I smile. “That’s a Dolly.” Coming closer to him, I whisper, “My grandmother.” I can only assume he wasn’t prepared to meet my entire family, but here we are. “It will be okay.”
“Promise?”
“Cross my heart.”
CHAPTER 6
DANIEL
“It’s Summer,” she calls through the house, letting the sound carry to the back of it. “I brought a friend.”
That shouldn’t leave me smiling, but there’s something sweet about this girl. I lower my head, and whisper, “Friends, huh?”
She rolls her pretty eyes and pokes me in the arm. “Be good.”
“Trust me. I’m always good.” I give her a wink.
“Oh my, my,” she mutters under her breath as she leaves me standing in the foyer of this old house. “I tried to warn you. They’re going to make you pay the toll for use of the bathroom.”
“What’s the fee?”
“Your time.”
Roman comes out of the bathroom, and says, “Nice throne.”
“No.” I bend down and whisper, “Manners, please.”
“You taught me that.”
“It’s a guy thing, buddy. Not for the ladies.”
Turning back, she signals behind her. “Come on.”

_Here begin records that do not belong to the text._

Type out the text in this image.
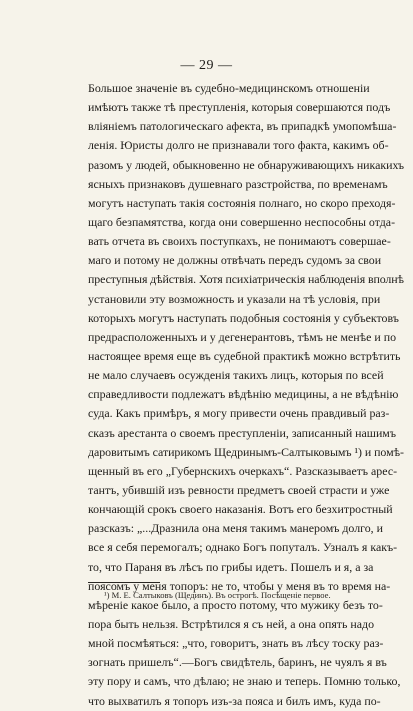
— 29 —
Большое значеніе въ судебно-медицинскомъ отношеніи
имѣютъ также тѣ преступленія, которыя совершаются подъ
вліяніемъ патологическаго афекта, въ припадкѣ умопомѣша-
ленія. Юристы долго не признавали того факта, какимъ об-
разомъ у людей, обыкновенно не обнаруживающихъ никакихъ
ясныхъ признаковъ душевнаго разстройства, по временамъ
могутъ наступать такія состоянія полнаго, но скоро преходя-
щаго безпамятства, когда они совершенно неспособны отда-
вать отчета въ своихъ поступкахъ, не понимаютъ совершае-
маго и потому не должны отвѣчать передъ судомъ за свои
преступныя дѣйствія. Хотя психіатрическія наблюденія вполнѣ
установили эту возможность и указали на тѣ условія, при
которыхъ могутъ наступать подобныя состоянія у субъектовъ
предрасположенныхъ и у дегенерантовъ, тѣмъ не менѣе и по
настоящее время еще въ судебной практикѣ можно встрѣтить
не мало случаевъ осужденія такихъ лицъ, которыя по всей
справедливости подлежатъ вѣдѣнію медицины, а не вѣдѣнію
суда. Какъ примѣръ, я могу привести очень правдивый раз-
сказъ арестанта о своемъ преступленіи, записанный нашимъ
даровитымъ сатирикомъ Щедринымъ-Салтыковымъ ¹) и помѣ-
щенный въ его „Губернскихъ очеркахъ“. Разсказываетъ арес-
тантъ, убившій изъ ревности предметъ своей страсти и уже
кончающій срокъ своего наказанія. Вотъ его безхитростный
разсказъ: „...Дразнила она меня такимъ манеромъ долго, и
все я себя перемогалъ; однако Богъ попуталъ. Узналъ я какъ-
то, что Параня въ лѣсъ по грибы идетъ. Пошелъ и я, а за
поясомъ у меня топоръ: не то, чтобы у меня въ то время на-
мѣреніе какое было, а просто потому, что мужику безъ то-
пора быть нельзя. Встрѣтился я съ ней, а она опять надо
мной посмѣяться: „что, говоритъ, знать въ лѣсу тоску раз-
зогнать пришелъ“.—Богъ свидѣтель, баринъ, не чуялъ я въ
эту пору и самъ, что дѣлаю; не знаю и теперь. Помню только,
что выхватилъ я топоръ изъ-за пояса и билъ имъ, куда по-
¹) М. Е. Салтыковъ (Щединъ). Въ острогѣ. Посѣщеніе первое.
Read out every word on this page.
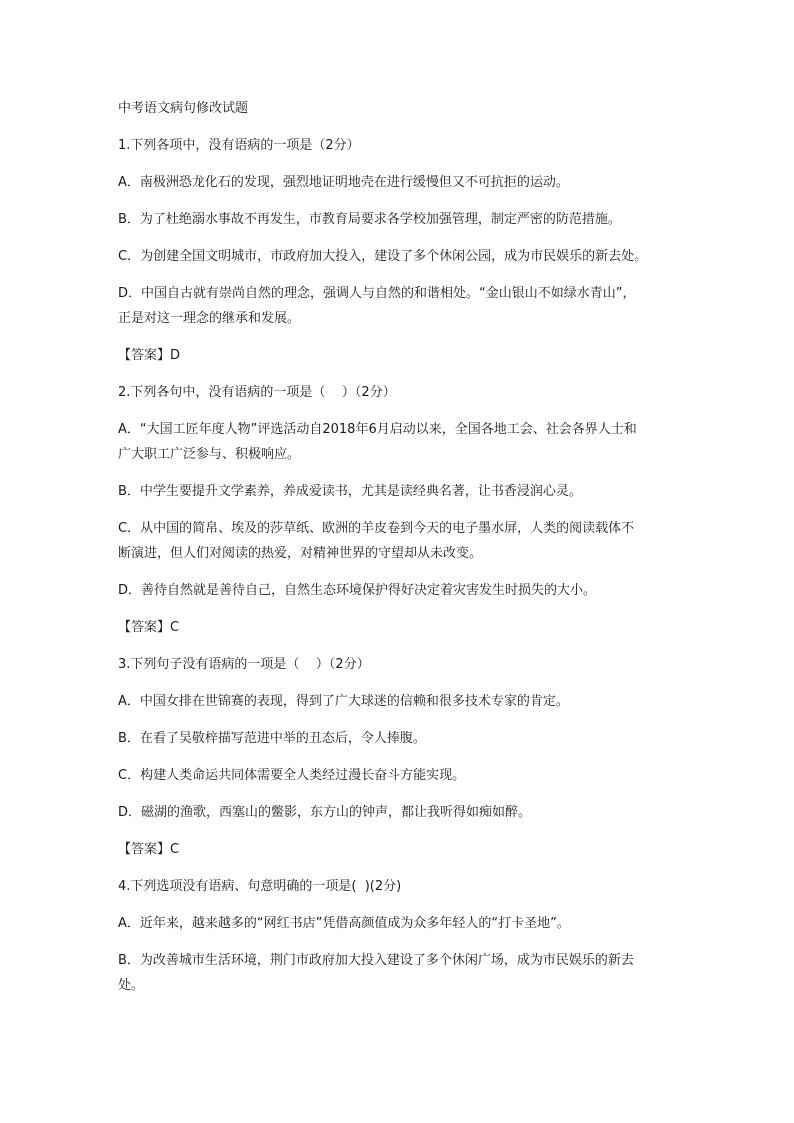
中考语文病句修改试题

1.下列各项中，没有语病的一项是（2分）

A．南极洲恐龙化石的发现，强烈地证明地壳在进行缓慢但又不可抗拒的运动。

B．为了杜绝溺水事故不再发生，市教育局要求各学校加强管理，制定严密的防范措施。

C．为创建全国文明城市，市政府加大投入，建设了多个休闲公园，成为市民娱乐的新去处。

D．中国自古就有崇尚自然的理念，强调人与自然的和谐相处。“金山银山不如绿水青山”，

正是对这一理念的继承和发展。

【答案】D

2.下列各句中，没有语病的一项是（    ）（2分）

A．“大国工匠年度人物”评选活动自2018年6月启动以来，全国各地工会、社会各界人士和

广大职工广泛参与、积极响应。

B．中学生要提升文学素养，养成爱读书，尤其是读经典名著，让书香浸润心灵。

C．从中国的简帛、埃及的莎草纸、欧洲的羊皮卷到今天的电子墨水屏，人类的阅读载体不

断演进，但人们对阅读的热爱，对精神世界的守望却从未改变。

D．善待自然就是善待自己，自然生态环境保护得好决定着灾害发生时损失的大小。

【答案】C

3.下列句子没有语病的一项是（    ）（2分）

A．中国女排在世锦赛的表现，得到了广大球迷的信赖和很多技术专家的肯定。

B．在看了吴敬梓描写范进中举的丑态后，令人捧腹。

C．构建人类命运共同体需要全人类经过漫长奋斗方能实现。

D．磁湖的渔歌，西塞山的鳖影，东方山的钟声，都让我听得如痴如醉。

【答案】C

4.下列选项没有语病、句意明确的一项是(  )(2分)

A．近年来，越来越多的“网红书店”凭借高颜值成为众多年轻人的“打卡圣地”。

B．为改善城市生活环境，荆门市政府加大投入建设了多个休闲广场，成为市民娱乐的新去

处。
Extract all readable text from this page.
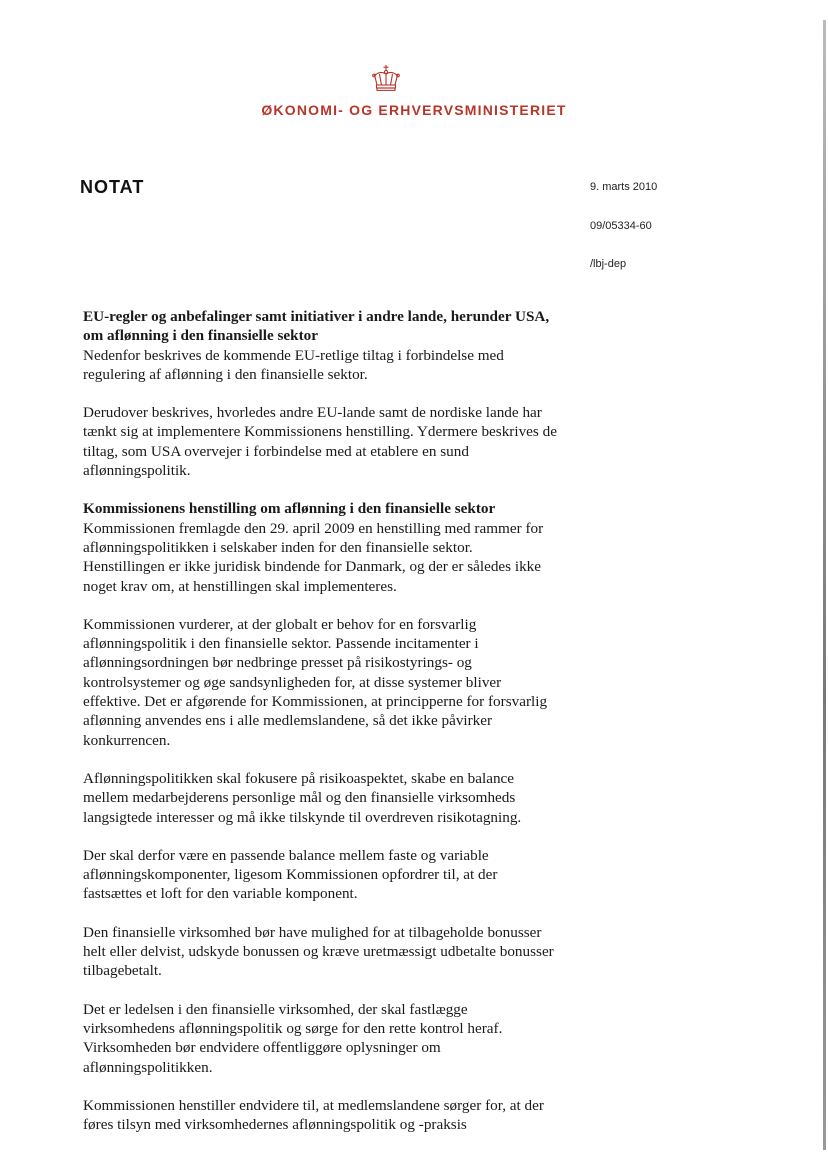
ØKONOMI- OG ERHVERVSMINISTERIET
NOTAT	9. marts 2010
09/05334-60
/lbj-dep
EU-regler og anbefalinger samt initiativer i andre lande, herunder USA, om aflønning i den finansielle sektor

Nedenfor beskrives de kommende EU-retlige tiltag i forbindelse med regulering af aflønning i den finansielle sektor.

Derudover beskrives, hvorledes andre EU-lande samt de nordiske lande har tænkt sig at implementere Kommissionens henstilling. Ydermere beskrives de tiltag, som USA overvejer i forbindelse med at etablere en sund aflønningspolitik.

Kommissionens henstilling om aflønning i den finansielle sektor

Kommissionen fremlagde den 29. april 2009 en henstilling med rammer for aflønningspolitikken i selskaber inden for den finansielle sektor. Henstillingen er ikke juridisk bindende for Danmark, og der er således ikke noget krav om, at henstillingen skal implementeres.

Kommissionen vurderer, at der globalt er behov for en forsvarlig aflønningspolitik i den finansielle sektor. Passende incitamenter i aflønningsordningen bør nedbringe presset på risikostyrings- og kontrolsystemer og øge sandsynligheden for, at disse systemer bliver effektive. Det er afgørende for Kommissionen, at principperne for forsvarlig aflønning anvendes ens i alle medlemslandene, så det ikke påvirker konkurrencen.

Aflønningspolitikken skal fokusere på risikoaspektet, skabe en balance mellem medarbejderens personlige mål og den finansielle virksomheds langsigtede interesser og må ikke tilskynde til overdreven risikotagning.

Der skal derfor være en passende balance mellem faste og variable aflønningskomponenter, ligesom Kommissionen opfordrer til, at der fastsættes et loft for den variable komponent.

Den finansielle virksomhed bør have mulighed for at tilbageholde bonusser helt eller delvist, udskyde bonussen og kræve uretmæssigt udbetalte bonusser tilbagebetalt.

Det er ledelsen i den finansielle virksomhed, der skal fastlægge virksomhedens aflønningspolitik og sørge for den rette kontrol heraf. Virksomheden bør endvidere offentliggøre oplysninger om aflønningspolitikken.

Kommissionen henstiller endvidere til, at medlemslandene sørger for, at der føres tilsyn med virksomhedernes aflønningspolitik og -praksis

I take his hand, which wasn’t properly dried, adding something else we need to work on to the list, and head to Summer, who’s waiting for us. Dark wood panels line the walls with an eclectic array of rugs and knick-knacks around. We entered near a small table with a ceramic bowl that looks like something made in elementary school and walked past a dining room with a long wooden table in the front that seats ten, while paralleling a large set of stairs with a floral runner beneath our feet. Summer said it was her sisters and her grandmother here, and by the looks of it, they’ve made the place their own, as evidenced by the pink paint and blue shutters outside. Unique seems to be an understatement when it comes to her and her family.

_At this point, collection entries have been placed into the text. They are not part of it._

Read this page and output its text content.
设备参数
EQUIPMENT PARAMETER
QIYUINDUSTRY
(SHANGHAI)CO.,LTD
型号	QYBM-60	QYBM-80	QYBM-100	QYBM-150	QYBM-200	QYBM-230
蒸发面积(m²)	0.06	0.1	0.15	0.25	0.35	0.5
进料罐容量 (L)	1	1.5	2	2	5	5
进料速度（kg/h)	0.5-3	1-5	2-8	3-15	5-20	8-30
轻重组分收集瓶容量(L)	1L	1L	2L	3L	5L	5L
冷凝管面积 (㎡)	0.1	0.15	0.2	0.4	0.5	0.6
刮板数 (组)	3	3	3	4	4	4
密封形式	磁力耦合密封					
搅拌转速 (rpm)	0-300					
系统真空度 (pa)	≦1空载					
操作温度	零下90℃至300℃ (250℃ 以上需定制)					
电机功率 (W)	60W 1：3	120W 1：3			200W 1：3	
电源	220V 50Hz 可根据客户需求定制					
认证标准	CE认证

Waiting on us, she stands there in her beauty that I’m not sure she’s fully aware of. She wavers between an innocence that peeks through like sunshine on a cloudy day, and on the flip side, she’s proficient and even eager to please to get her job done. But it’s the third wild element that’s most captivating. Her shoulders ease, and a smile comes without warning when we dance around the suggestion of anything sexual. I’m so used to women being forward and telling me exactly what they want in the bedroom. Plenty are happy to hide their motives for fame, even the adjacent ones, and access to money. Mine, specifically.
It’s uninteresting.
Summer Season is anything but boring. There’s not been an ounce of wanting anything from me other than to make sure we’re taken care of and having a good time. She treats me so normal like I’m not me, I’m not Daniel Sutton, super star right wing for the Brooklyn Breakaways, not famous or even known. It’s refreshing. I appreciate her efforts not to make a big deal out of me. That’s all I get in the city. It’s a nice change here in the Cove.

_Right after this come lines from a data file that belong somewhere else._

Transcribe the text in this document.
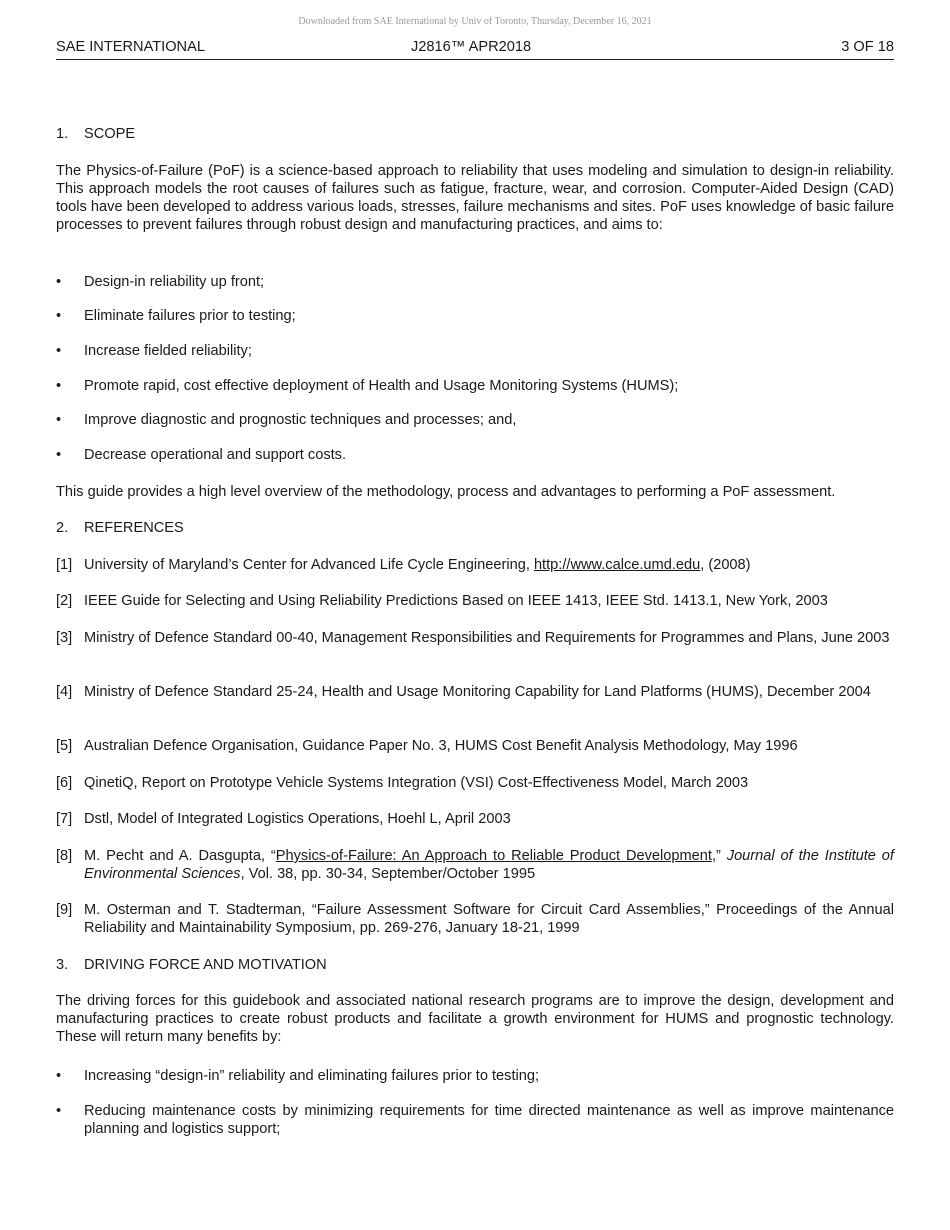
Downloaded from SAE International by Univ of Toronto, Thursday, December 16, 2021
SAE INTERNATIONAL	J2816™ APR2018	3 OF 18
1. SCOPE
The Physics-of-Failure (PoF) is a science-based approach to reliability that uses modeling and simulation to design-in reliability. This approach models the root causes of failures such as fatigue, fracture, wear, and corrosion. Computer-Aided Design (CAD) tools have been developed to address various loads, stresses, failure mechanisms and sites. PoF uses knowledge of basic failure processes to prevent failures through robust design and manufacturing practices, and aims to:
•	Design-in reliability up front;
•	Eliminate failures prior to testing;
•	Increase fielded reliability;
•	Promote rapid, cost effective deployment of Health and Usage Monitoring Systems (HUMS);
•	Improve diagnostic and prognostic techniques and processes; and,
•	Decrease operational and support costs.
This guide provides a high level overview of the methodology, process and advantages to performing a PoF assessment.
2. REFERENCES
[1] University of Maryland’s Center for Advanced Life Cycle Engineering, http://www.calce.umd.edu, (2008)
[2] IEEE Guide for Selecting and Using Reliability Predictions Based on IEEE 1413, IEEE Std. 1413.1, New York, 2003
[3] Ministry of Defence Standard 00-40, Management Responsibilities and Requirements for Programmes and Plans, June 2003
[4] Ministry of Defence Standard 25-24, Health and Usage Monitoring Capability for Land Platforms (HUMS), December 2004
[5] Australian Defence Organisation, Guidance Paper No. 3, HUMS Cost Benefit Analysis Methodology, May 1996
[6] QinetiQ, Report on Prototype Vehicle Systems Integration (VSI) Cost-Effectiveness Model, March 2003
[7] Dstl, Model of Integrated Logistics Operations, Hoehl L, April 2003
[8] M. Pecht and A. Dasgupta, “Physics-of-Failure: An Approach to Reliable Product Development,” Journal of the Institute of Environmental Sciences, Vol. 38, pp. 30-34, September/October 1995
[9] M. Osterman and T. Stadterman, “Failure Assessment Software for Circuit Card Assemblies,” Proceedings of the Annual Reliability and Maintainability Symposium, pp. 269-276, January 18-21, 1999
3. DRIVING FORCE AND MOTIVATION
The driving forces for this guidebook and associated national research programs are to improve the design, development and manufacturing practices to create robust products and facilitate a growth environment for HUMS and prognostic technology. These will return many benefits by:
•	Increasing “design-in” reliability and eliminating failures prior to testing;
•	Reducing maintenance costs by minimizing requirements for time directed maintenance as well as improve maintenance planning and logistics support;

When I reach her, she enters the back room. “Dolly, this is our Cove Cottage tenant for the summer, Daniel?—”
“Sutton,” her grandmother fills in as if it’s been waiting on the tip of her tongue. Rushing past her granddaughter, she swoops right into me, wrapping her arms around my body like a vise grip.
“Yes.” That is practically gut punched out of me when her Dolly clings to me when a handshake would have sufficed. “We’re hugging. Okay. Alright.” I pat her gently as the short woman buries her head against my abs. “You got a good hold on me there, Dolly.”
Summer takes her arm with a laugh that’s bordering on awkwardness as her eyes dart from me to Dolly again. “She sure does. Let’s wrap this up and let Mr. Sutton breathe again, Grandma.”
Dolly releases me as soon as “Grandma” comes out of her mouth. “Mind your manners, ma’am,” she snaps at Summer.
Summer wraps her arms around Dolly from behind, and I can’t determine if it’s a hug or a restraint tactic. “You too,” she teases right back. “This is Daniel’s son, Roman.”
Dolly leans down and taps his nose. “Do you like cookies?”
“I like cookies a lot.”
“How do you feel about chocolate chip?”